The court has carefully reviewed the Superior Court's opinion disposing of the PCRA appeal, which addressed Petitioner's claims of ineffectiveness of trial counsel, finding them essentially without merit. A fortiori, appellate counsel, i.e., Attorney Kreisman, cannot be deemed ineffective for failing to raise those meritless claims of trial counsel's ineffectiveness.
Similarly, even if this court afforded de novo review of Petitioner's claims of trial counsel's ineffectiveness, it would conclude that Petitioner failed to establish prejudice.
To summarize, after a thorough review of the Superior Court's opinion it is clear that the Superior Court's adjudication of Petitioner's claims of ineffectiveness is not contrary to, or an unreasonable application of United States Supreme Court precedent nor did those adjudications result in an unreasonable determination of the facts. Accordingly, Petitioner has failed to carry his burden to show entitlement to relief.
Accordingly, as none of Petitioner's issues merits relief, the habeas petition should be denied.*fn16
D. Certificate of Appealability
A certificate of appealability ("COA"), which is a prerequisite for allowing an appeal to a Court of Appeals, should not be issued unless the petitioner "has made a substantial showing of the denial of a constitutional right." 28 U.S.C. § 2253 (c)(2). A "substantial showing" requires a habeas petitioner to show that "jurists of reason would find it debatable whether the petition states a valid claim of the denial of a constitutional right[.]" Slack v. McDaniel, 529 U.S. 473, 484 (2000). See also Walker v. Government of The Virgin Island, 230 F.3d 82, 89-90 (3d Cir. 2000).
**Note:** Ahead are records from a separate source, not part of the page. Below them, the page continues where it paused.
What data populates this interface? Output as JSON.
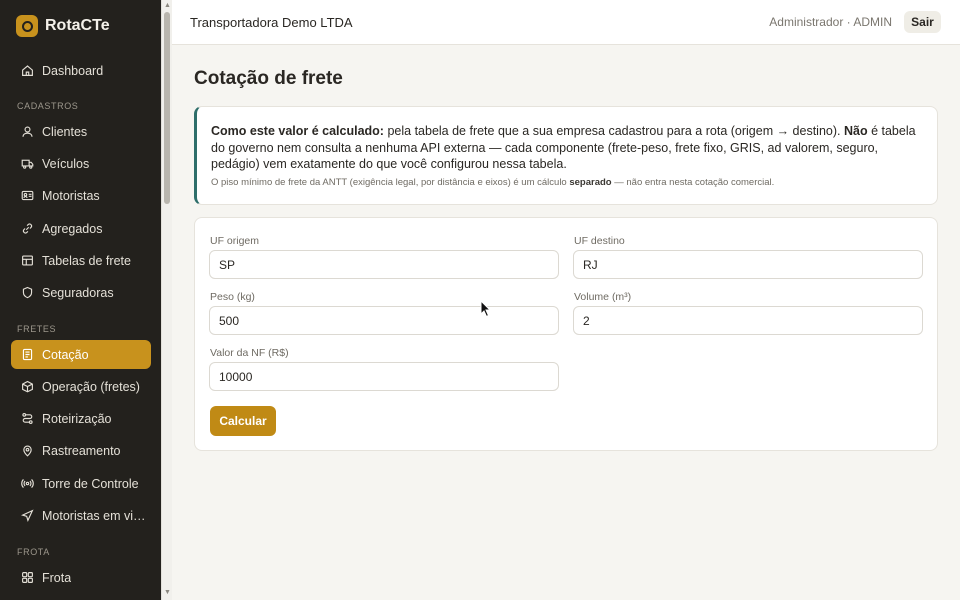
{
  "brand": {
    "name": "RotaCTe"
  },
  "sidebar": {
    "dashboard": "Dashboard",
    "sections": {
      "cadastros": "CADASTROS",
      "fretes": "FRETES",
      "frota": "FROTA"
    },
    "cadastros_items": [
      {
        "label": "Clientes",
        "icon": "user-icon"
      },
      {
        "label": "Veículos",
        "icon": "truck-icon"
      },
      {
        "label": "Motoristas",
        "icon": "id-card-icon"
      },
      {
        "label": "Agregados",
        "icon": "link-icon"
      },
      {
        "label": "Tabelas de frete",
        "icon": "table-icon"
      },
      {
        "label": "Seguradoras",
        "icon": "shield-icon"
      }
    ],
    "fretes_items": [
      {
        "label": "Cotação",
        "icon": "document-icon",
        "active": true
      },
      {
        "label": "Operação (fretes)",
        "icon": "box-icon"
      },
      {
        "label": "Roteirização",
        "icon": "route-icon"
      },
      {
        "label": "Rastreamento",
        "icon": "map-pin-icon"
      },
      {
        "label": "Torre de Controle",
        "icon": "radio-icon"
      },
      {
        "label": "Motoristas em viagem",
        "icon": "navigation-icon"
      }
    ],
    "frota_items": [
      {
        "label": "Frota",
        "icon": "grid-icon"
      }
    ],
    "active_color": "#c8921d"
  },
  "header": {
    "company": "Transportadora Demo LTDA",
    "user": "Administrador · ADMIN",
    "logout": "Sair"
  },
  "page": {
    "title": "Cotação de frete"
  },
  "info": {
    "lead_bold": "Como este valor é calculado:",
    "text1": " pela tabela de frete que a sua empresa cadastrou para a rota (origem → destino). ",
    "bold2": "Não",
    "text2": " é tabela do governo nem consulta a nenhuma API externa — cada componente (frete-peso, frete fixo, GRIS, ad valorem, seguro, pedágio) vem exatamente do que você configurou nessa tabela.",
    "note_pre": "O piso mínimo de frete da ANTT (exigência legal, por distância e eixos) é um cálculo ",
    "note_bold": "separado",
    "note_post": " — não entra nesta cotação comercial.",
    "accent_color": "#2e6e6a"
  },
  "form": {
    "uf_origem": {
      "label": "UF origem",
      "value": "SP"
    },
    "uf_destino": {
      "label": "UF destino",
      "value": "RJ"
    },
    "peso": {
      "label": "Peso (kg)",
      "value": "500"
    },
    "volume": {
      "label": "Volume (m³)",
      "value": "2"
    },
    "valor_nf": {
      "label": "Valor da NF (R$)",
      "value": "10000"
    },
    "submit": "Calcular",
    "submit_color": "#c08a15"
  }
}
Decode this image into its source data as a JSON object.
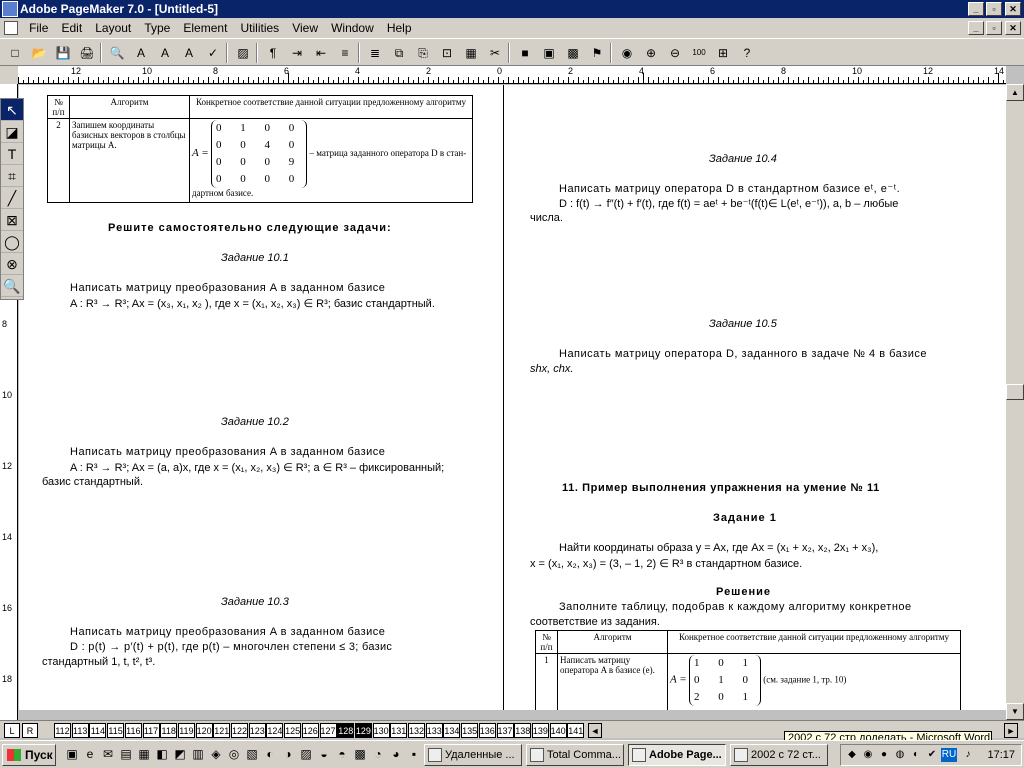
{
  "window": {
    "title": "Adobe PageMaker 7.0 - [Untitled-5]",
    "caption_buttons": [
      "_",
      "▫",
      "✕"
    ],
    "doc_caption_buttons": [
      "_",
      "▫",
      "✕"
    ]
  },
  "menu": [
    "File",
    "Edit",
    "Layout",
    "Type",
    "Element",
    "Utilities",
    "View",
    "Window",
    "Help"
  ],
  "toolbar": {
    "icons": [
      "new-icon",
      "open-icon",
      "save-icon",
      "print-icon",
      "find-icon",
      "type-spec-icon",
      "type-size-up-icon",
      "type-size-down-icon",
      "spelling-icon",
      "fill-icon",
      "paragraph-icon",
      "tab-icon",
      "indent-icon",
      "bullets-icon",
      "numbering-icon",
      "copy-icon",
      "paste-icon",
      "link-icon",
      "place-icon",
      "cut-icon",
      "color-icon",
      "picture-icon",
      "image-icon",
      "acrobat-icon",
      "web-icon",
      "zoom-in-icon",
      "zoom-out-icon",
      "actual-size-icon",
      "fit-icon",
      "help-icon"
    ],
    "glyphs": [
      "□",
      "📂",
      "💾",
      "🖨",
      "🔍",
      "A",
      "A",
      "A",
      "✓",
      "▨",
      "¶",
      "⇥",
      "⇤",
      "≡",
      "≣",
      "⧉",
      "⎘",
      "⊡",
      "▦",
      "✂",
      "■",
      "▣",
      "▩",
      "⚑",
      "◉",
      "⊕",
      "⊖",
      "100",
      "⊞",
      "?"
    ]
  },
  "h_ruler": {
    "labels": [
      "12",
      "10",
      "8",
      "6",
      "4",
      "2",
      "0",
      "2",
      "4",
      "6",
      "8",
      "10",
      "12",
      "14"
    ]
  },
  "v_ruler": {
    "labels": [
      "8",
      "10",
      "12",
      "14",
      "16",
      "18"
    ]
  },
  "toolbox": {
    "tools": [
      "↖",
      "◪",
      "T",
      "⌗",
      "╱",
      "⊠",
      "◯",
      "⊗",
      "🔍"
    ]
  },
  "left_page": {
    "table": {
      "headers": [
        "№ п/п",
        "Алгоритм",
        "Конкретное соответствие данной ситуации предложенному алгоритму"
      ],
      "row_num": "2",
      "row_algo": "Запишем координаты базисных векторов в столбцы матрицы A.",
      "matrix_label": "A =",
      "matrix_rows": [
        "0 1 0 0",
        "0 0 4 0",
        "0 0 0 9",
        "0 0 0 0"
      ],
      "matrix_note": "– матрица заданного оператора D в стан-",
      "matrix_note2": "дартном базисе."
    },
    "heading": "Решите самостоятельно следующие задачи:",
    "tasks": [
      {
        "title": "Задание 10.1",
        "line1": "Написать матрицу преобразования A в заданном базисе",
        "line2": "A : R³ → R³;   Ax = (x₃, x₁, x₂ ), где x = (x₁, x₂, x₃) ∈ R³; базис стандартный.",
        "line3": ""
      },
      {
        "title": "Задание 10.2",
        "line1": "Написать матрицу преобразования A в заданном базисе",
        "line2": "A : R³ → R³;   Ax = (a, a)x, где x = (x₁, x₂, x₃) ∈ R³; a ∈ R³ – фиксированный;",
        "line3": "базис стандартный."
      },
      {
        "title": "Задание 10.3",
        "line1": "Написать матрицу преобразования A в заданном базисе",
        "line2": "D : p(t) → p′(t) + p(t), где p(t) – многочлен степени ≤ 3; базис",
        "line3": "стандартный 1, t, t², t³."
      }
    ]
  },
  "right_page": {
    "task104": {
      "title": "Задание 10.4",
      "line1": "Написать матрицу оператора D в стандартном базисе eᵗ, e⁻ᵗ.",
      "line2": "D : f(t) → f″(t) + f′(t), где f(t) = aeᵗ + be⁻ᵗ(f(t)∈ L(eᵗ, e⁻ᵗ)),   a, b – любые",
      "line3": "числа."
    },
    "task105": {
      "title": "Задание 10.5",
      "line1": "Написать матрицу оператора D, заданного в задаче № 4 в базисе",
      "line2": "shx, chx."
    },
    "section": "11. Пример выполнения упражнения на умение № 11",
    "task1": {
      "title": "Задание 1",
      "line1": "Найти координаты образа y = Ax, где Ax = (x₁ + x₂, x₂, 2x₁ + x₃),",
      "line2": "x = (x₁, x₂, x₃) = (3, – 1, 2) ∈ R³ в стандартном базисе."
    },
    "solution": "Решение",
    "fill1": "Заполните таблицу, подобрав к каждому алгоритму конкретное",
    "fill2": "соответствие из задания.",
    "table": {
      "headers": [
        "№ п/п",
        "Алгоритм",
        "Конкретное соответствие данной ситуации предложенному алгоритму"
      ],
      "row_num": "1",
      "row_algo": "Написать матрицу оператора A в базисе (e).",
      "matrix_label": "A =",
      "matrix_rows": [
        "1 0 1",
        "0 1 0",
        "2 0 1"
      ],
      "matrix_note": "(см. задание 1, тр. 10)"
    }
  },
  "page_tabs": {
    "lr": [
      "L",
      "R"
    ],
    "pages": [
      "112",
      "113",
      "114",
      "115",
      "116",
      "117",
      "118",
      "119",
      "120",
      "121",
      "122",
      "123",
      "124",
      "125",
      "126",
      "127",
      "128",
      "129",
      "130",
      "131",
      "132",
      "133",
      "134",
      "135",
      "136",
      "137",
      "138",
      "139",
      "140",
      "141"
    ],
    "active": [
      "128",
      "129"
    ]
  },
  "tooltip": "2002 с 72 стр доделать - Microsoft Word",
  "taskbar": {
    "start": "Пуск",
    "tasks": [
      {
        "label": "Удаленные ...",
        "active": false
      },
      {
        "label": "Total Comma...",
        "active": false
      },
      {
        "label": "Adobe Page...",
        "active": true
      },
      {
        "label": "2002 с 72 ст...",
        "active": false
      }
    ],
    "lang": "RU",
    "clock": "17:17"
  }
}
Applying this standard to the instant case, the court concludes that jurists of reason would not find it debatable whether the petition fails to state a valid claim of the denial of a constitutional right. Accordingly, a certificate of appealability is properly denied.
Accordingly, the following order is entered: AND NOW, this 29th day of January, 2009, it is ORDERED that the motion for reconsideration, Dkt. , and the habeas petition, Dkt. , are hereby DENIED, as is a Certificate of Appealability.
Petitioner is advised that he has the right for thirty (30) days to file a notice of appeal from our order denying his petition, see 28 U.S.C. § 2253(a); Fed. R.App. P. 4(a)(1)(A), and that our denial of a certificate of appealability does not prevent him from doing so, as long as he also seeks a certificate of appealability from the court of appeals. See Federal Rule of Appellate Procedure 22(b)(1).